The scale of the crisis in Afghanistan last year was unprecedented in recent times. The report recognises that the Taliban took the country at a pace which surprised themselves, the international community and the former Government of Afghanistan. The many months of planning for the evacuation, and the enormous efforts of staff to deliver it, enabled us to evacuate more than 15,000 people within a fortnight under exceptionally difficult circumstances. The Government could not have delivered this evacuation without planning, grip and leadership.
The evacuation involved processing the details of thousands of individuals by MoD, FCDO and Home Office staff in the UK, and by a team on the ground in Kabul. In anticipation of the situation, the FCDO had reserved the Baron Hotel, so the UK was the only country apart from the United States to have a dedicated emergency handling centre where it could receive and process people at Kabul International Airport. FCDO staff were on the ground in Kabul throughout, alongside other government departments and the military.
RAF flights airlifted people to a dedicated terminal in Dubai, reserved in advance by the FCDO, where evacuees were assisted by another cross-government team. They were then flown on FCDO-chartered flights to the UK where they were received by staff from the Home Office and other departments who ensured they were cared for and quarantined. The evacuation was carefully planned and tightly co-ordinated, and it delivered.
As it does following all crises, the FCDO has conducted a thorough lessons learned exercise.
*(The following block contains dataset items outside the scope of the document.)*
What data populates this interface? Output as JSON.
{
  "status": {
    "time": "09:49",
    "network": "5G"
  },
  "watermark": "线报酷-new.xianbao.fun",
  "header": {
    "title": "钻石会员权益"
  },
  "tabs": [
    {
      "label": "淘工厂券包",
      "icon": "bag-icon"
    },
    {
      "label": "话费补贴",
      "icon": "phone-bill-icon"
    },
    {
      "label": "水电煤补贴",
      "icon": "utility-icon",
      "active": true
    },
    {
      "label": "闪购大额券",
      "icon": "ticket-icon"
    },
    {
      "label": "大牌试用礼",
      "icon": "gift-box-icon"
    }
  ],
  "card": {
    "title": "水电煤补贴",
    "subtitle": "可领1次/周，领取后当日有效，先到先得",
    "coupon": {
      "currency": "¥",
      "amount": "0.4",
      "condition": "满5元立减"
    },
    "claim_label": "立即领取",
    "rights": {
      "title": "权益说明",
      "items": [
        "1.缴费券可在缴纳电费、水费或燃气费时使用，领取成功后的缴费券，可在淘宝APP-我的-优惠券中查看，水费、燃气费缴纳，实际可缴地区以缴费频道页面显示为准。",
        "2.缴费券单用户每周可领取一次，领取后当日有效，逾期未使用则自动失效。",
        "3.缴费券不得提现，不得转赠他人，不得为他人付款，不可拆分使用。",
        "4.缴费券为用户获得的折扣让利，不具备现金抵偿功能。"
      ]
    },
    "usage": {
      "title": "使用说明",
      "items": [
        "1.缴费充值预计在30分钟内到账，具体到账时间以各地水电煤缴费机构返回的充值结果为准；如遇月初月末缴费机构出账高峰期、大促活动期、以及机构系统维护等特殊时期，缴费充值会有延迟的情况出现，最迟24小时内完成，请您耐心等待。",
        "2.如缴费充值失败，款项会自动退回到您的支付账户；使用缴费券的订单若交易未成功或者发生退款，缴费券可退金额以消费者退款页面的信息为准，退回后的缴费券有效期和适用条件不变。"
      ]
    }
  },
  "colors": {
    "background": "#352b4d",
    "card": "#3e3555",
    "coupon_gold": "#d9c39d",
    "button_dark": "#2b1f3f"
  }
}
We have written to the FAC with the main findings. Changes have already been implemented by the FCDO, for example in response to the Ukraine crisis.
We all regret that we were not able to help more of those people who worked with us or for us out of Afghanistan during the military evacuation. Since the end of the evacuation last summer, we have helped over 4,600 people to leave Afghanistan. We will continue to work to deliver on our commitment to those eligible for resettlement here in the United Kingdom through the ARAP programme and the Afghan citizens resettlement scheme.”